A spokesman from the Institute of Food Science and Technology told FoodManufacture.co.uk that the reduction of sugars and the challenge of reformulation were things the industry was working actively to address.
They added: “Since it involves all stages in the supply chain, from ingredient development and sourcing, recipe enhancement, process development, sensory evaluation, shelf-life testing etc. it takes time for the product changes, in the various categories, to actually reach the consumer.”
Food Standards Scotland (FSS) said the report was encouraging and provided positive evidence of sugar and calorie reduction by some retailers and manufacturers in the last year.
Heather Piece, head of public health nutrition as FSS, said: “It is encouraging to see a dramatic fall of 11% of sugar from soft drinks, captured by the Soft Drinks Industry Levy [SDIL].
‘Must step up their efforts’
“Food Standards Scotland also welcomes publication today of reformulation guidelines for those drinks not captured by the SDIL. However, it is clear that all sectors must step up their efforts to help tackle obesity.”
Chair of the National Obesity Forum Tam Fry said it was unfair to accuse the food industry of defaulting on the challenge to reduce sugar by 5% in one year.
“The Department of Health was warned by industry months ago that the target was probably unachievable, yet Whitehall stubbornly refused to give manufacturers more time to reformulate,” said Fry.
“It now appears that a number of companies simply threw up their hands at the schedule and didn't attempt any reduction at all. It stretches credulity that they will achieve the 20% aim in the next 18 months.”
The British Dietetic Association (BDA) expressed its disappointment at the lack of progress seemingly made by the food industry to reduce sugar.

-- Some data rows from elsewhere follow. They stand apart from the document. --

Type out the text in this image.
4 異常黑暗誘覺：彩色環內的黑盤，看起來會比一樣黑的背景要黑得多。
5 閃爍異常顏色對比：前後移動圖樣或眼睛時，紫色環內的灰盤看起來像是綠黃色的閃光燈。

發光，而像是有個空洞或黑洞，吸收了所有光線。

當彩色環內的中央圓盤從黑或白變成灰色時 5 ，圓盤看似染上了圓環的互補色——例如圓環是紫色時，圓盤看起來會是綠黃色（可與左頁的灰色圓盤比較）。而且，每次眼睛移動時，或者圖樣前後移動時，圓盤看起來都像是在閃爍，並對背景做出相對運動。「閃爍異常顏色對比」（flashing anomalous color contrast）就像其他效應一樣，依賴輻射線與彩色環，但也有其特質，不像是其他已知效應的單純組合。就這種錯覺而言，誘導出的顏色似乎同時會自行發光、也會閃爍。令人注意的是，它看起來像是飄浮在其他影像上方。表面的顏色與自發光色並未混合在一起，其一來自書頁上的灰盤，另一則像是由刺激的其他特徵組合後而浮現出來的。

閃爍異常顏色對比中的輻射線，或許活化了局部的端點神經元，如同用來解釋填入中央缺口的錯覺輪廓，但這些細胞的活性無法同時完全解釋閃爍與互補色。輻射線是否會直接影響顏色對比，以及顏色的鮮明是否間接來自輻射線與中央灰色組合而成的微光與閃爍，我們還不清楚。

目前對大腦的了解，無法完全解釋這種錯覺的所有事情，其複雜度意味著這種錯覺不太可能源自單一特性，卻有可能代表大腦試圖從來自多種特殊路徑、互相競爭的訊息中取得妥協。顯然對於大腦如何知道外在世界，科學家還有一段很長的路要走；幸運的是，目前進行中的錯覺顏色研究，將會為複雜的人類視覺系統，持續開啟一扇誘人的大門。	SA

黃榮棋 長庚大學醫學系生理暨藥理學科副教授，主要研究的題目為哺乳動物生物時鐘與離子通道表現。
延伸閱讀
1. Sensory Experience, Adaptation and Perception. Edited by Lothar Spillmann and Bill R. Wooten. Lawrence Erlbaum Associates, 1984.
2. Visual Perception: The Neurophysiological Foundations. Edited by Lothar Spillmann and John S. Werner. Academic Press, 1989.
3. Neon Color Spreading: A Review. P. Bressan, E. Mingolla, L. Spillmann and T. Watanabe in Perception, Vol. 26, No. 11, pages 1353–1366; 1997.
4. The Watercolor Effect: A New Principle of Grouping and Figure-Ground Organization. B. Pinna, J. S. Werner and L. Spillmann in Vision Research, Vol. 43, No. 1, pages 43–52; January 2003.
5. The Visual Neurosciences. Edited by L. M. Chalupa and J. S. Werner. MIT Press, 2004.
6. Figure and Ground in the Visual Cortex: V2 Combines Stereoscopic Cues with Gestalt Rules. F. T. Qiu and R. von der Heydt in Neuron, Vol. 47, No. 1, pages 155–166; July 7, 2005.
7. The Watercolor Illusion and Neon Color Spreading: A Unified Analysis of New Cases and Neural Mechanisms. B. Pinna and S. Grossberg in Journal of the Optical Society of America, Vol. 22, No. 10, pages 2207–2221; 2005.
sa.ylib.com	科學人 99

It was most disappointed to see little to no progress across the biscuit, chocolate confectionery and puddings categories.
Limitations in the data
BDA head of external affairs Jo Instone said the organisation recognised the limitations in the data and that the report represented the early stages of manufacturers’ reformulation programmes.
“However, it is disappointing to have such significant gaps and for a number of manufacturers to have refused to allow information on their progress to be published,” she added.
“We would hope that the 2019 report can fill in a number of gaps and that we will see more substantial progress made across the board.”
Sue Davis, strategic policy adviser at pressure group Which?, said the Government should take a stronger stance in regulating the amount of sugar in UK food.
“While it's good to see some progress, any reductions need to be part of a wider Government strategy – which includes more action on unhealthy food promotions as well as the use of traffic light nutrition labelling by all food companies,” said Davis.